# Incredibles & Cars Blu-Ray this week... "Free"



## Earl Bonovich (Nov 15, 2005)

Both the Incredibles and Cars are being released on Blu Ray this week.

Disney is offering $10 Off, Incredibles if you have the DVD already
Disney is offering $8 Off, Cars if you have the DVD Already

Best Buy is offing both Incredibles and Cars for $24.99 each.
If you purchase both at the same time, Best Buy is knocking $10 off...

So that is $49.98 - $10.00; $39.98
Remove the $18 in coupons... $21.98

Then both movies contain 1 free ticket to Cars 2...

Here Tickets are $11 each for movies (but they say max value is $8.75)...
So if my local theater does give me full value (or I simply go daytime...)...

I am pretty much going to Blu-Ray on these for "free"... and just paying for the movie later on. 

I wanted to wait for the box set on Cars 1 and 2, but who knows if there will be one, and if it will be anything special.


----------



## spartanstew (Nov 16, 2005)

Title is a bit misleading as not everyone goes to the theater, making the movie tickets worthless.

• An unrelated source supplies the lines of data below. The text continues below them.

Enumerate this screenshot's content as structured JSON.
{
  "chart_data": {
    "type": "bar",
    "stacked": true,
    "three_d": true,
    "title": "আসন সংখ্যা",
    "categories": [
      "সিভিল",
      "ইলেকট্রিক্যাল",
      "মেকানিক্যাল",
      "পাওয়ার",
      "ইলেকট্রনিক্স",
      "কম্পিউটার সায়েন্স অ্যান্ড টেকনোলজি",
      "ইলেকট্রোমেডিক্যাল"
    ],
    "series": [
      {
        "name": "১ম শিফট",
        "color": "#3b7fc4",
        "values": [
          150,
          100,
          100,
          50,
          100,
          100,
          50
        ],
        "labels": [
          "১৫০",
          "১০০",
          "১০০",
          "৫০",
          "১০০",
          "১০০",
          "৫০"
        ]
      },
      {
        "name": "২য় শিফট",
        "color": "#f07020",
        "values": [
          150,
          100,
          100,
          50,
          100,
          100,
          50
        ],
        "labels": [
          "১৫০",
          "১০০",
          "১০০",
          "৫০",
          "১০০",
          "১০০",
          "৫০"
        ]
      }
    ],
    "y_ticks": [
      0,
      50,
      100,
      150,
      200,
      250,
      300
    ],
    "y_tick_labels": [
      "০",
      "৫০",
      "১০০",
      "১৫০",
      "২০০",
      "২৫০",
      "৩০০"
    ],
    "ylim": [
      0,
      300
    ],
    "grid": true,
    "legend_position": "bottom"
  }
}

Additionally, many people already have the Cars Blu Ray.

Other deals:

If you hunt around you can find a $5 off coupon for Target. They'll price match best buy, so you can get Incredibles by itself for $9.99 or Cars by itself for $11.99 (and still get a movie ticket in each if you need it).


----------



## Earl Bonovich (Nov 15, 2005)

spartanstew said:


> Title is a bit misleading as not everyone goes to the theater, making the movie tickets worthless. Additionally, many people already have the Cars Blu Ray.


Hence why the "FREE" in quotes...

Not everyone has them on DVD already too...

Thanks for the tip on the target... I am going to have to dig that one up too.


----------



## bidger (Nov 19, 2005)

Thanks Earl. I don't own Cars on BD and I've been looking forward to The Incredibles on BD so I jumped through the hoops for the coupons. No biggie, it was actually kind of fun.


----------